Operasyonlarınızı OPLOG'a Taşıyın
Teklif Alın
Interpress

‘’Yurt dışı geliri yüzde 50’ye çıkaracağız’’

book icon
Roportaj
date icon
29.02.2024
Timer Icon
0
dk okuma süresi
Bu içeriği paylaş:
OPLOG, Esas Private Equity liderliğinde 11 milyon euro yatırım aldı

Teknoloji odaklı lojistik girişimi OPLOG, büyümede yönünü yurt dışına çevirdi. Eylül 2022’de 11 milyon Euro yatırım alan girişim, İngiltere’den sonra bu yıl ABD pazarına girecek. OPLOG Kurucusu ve CEO’su Halit Develioğlu, ‘’ABD ve İngiltere’de belli olgunluğa geldikten sonra Almanya’yı da devreye alacağız’ ’diyor.
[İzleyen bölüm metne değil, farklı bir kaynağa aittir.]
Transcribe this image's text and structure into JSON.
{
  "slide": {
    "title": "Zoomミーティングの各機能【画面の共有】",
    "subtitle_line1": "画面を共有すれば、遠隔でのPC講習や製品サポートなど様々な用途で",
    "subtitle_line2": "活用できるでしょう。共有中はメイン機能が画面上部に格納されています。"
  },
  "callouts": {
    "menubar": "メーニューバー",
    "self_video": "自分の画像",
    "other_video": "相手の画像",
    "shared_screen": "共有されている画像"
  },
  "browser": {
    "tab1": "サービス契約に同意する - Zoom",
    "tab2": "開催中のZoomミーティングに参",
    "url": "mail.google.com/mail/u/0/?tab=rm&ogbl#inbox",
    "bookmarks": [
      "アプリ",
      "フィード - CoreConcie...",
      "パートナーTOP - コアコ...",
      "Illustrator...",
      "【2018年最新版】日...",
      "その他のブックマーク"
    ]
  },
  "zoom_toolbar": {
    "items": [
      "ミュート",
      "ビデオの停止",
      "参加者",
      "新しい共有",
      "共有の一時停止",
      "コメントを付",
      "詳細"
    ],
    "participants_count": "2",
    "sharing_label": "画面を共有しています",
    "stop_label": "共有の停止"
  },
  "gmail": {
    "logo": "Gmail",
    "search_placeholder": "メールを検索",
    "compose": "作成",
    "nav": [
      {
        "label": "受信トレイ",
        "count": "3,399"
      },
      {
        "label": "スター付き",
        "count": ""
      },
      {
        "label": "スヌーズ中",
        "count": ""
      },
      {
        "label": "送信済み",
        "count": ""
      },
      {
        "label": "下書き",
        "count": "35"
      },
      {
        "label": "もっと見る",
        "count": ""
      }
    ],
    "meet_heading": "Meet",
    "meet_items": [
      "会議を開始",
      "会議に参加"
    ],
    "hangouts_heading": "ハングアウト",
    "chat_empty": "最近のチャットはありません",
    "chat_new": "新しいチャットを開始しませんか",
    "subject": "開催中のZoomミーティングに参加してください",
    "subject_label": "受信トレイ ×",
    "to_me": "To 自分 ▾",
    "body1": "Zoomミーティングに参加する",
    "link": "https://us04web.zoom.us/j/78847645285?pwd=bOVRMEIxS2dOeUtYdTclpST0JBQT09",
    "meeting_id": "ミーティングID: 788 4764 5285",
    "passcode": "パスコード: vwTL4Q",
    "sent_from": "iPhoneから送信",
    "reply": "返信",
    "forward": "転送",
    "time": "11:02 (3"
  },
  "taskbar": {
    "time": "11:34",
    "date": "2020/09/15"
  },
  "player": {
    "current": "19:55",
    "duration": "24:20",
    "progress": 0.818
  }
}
Girişimci, ilk etapta yurt dışı gelirlerin payını yüzde 10’a, orta vadede ise yüzde 50’ye çıkarmayı planladıklarını anlatıyor.

Pandemide e-ticaretin ana kanal haline gelmesiyle sipariş karşılama (fulfillment) önemli bir büyüme alanı olarak öne çıkmaya başladı. OPLOG da yıllar önce bu potansiyeli gören bir girişim olarak hızlı büyümesiyle dikkat çekiyor. 2013 yılında kurulan girişim, satışın gerçekleşmesinden tüketiciye teslimatına kadar geçen tüm süreci kapsayan sipariş karşılama alanında faaliyet gösteriyor. Eylül 2022’de 11 milyon Euro yatırım alan girişim, son 3 yılda 10 kat büyüme kaydetti. OPLOG CEO'su Halit Develioğlu, gelecek için de iki eksenli büyüme planı kuruyor. Uluslararası eksende geçen yıl OPLOG UK, İngiltere'de kuruldu ve depo faaliyete geçti. Develioğlu, "İkinci adım olarak ABD pazarı gelecek. Şikago’da depomuzu tuttuk, kuruluş aşamasındayız. Markalara e-ticaretin büyük olduğu pazarlarda uçtan uca ve birçok pazarda birden hizmet verebilecek bir fulfillment ağı kurmaya çalışıyoruz" diyor.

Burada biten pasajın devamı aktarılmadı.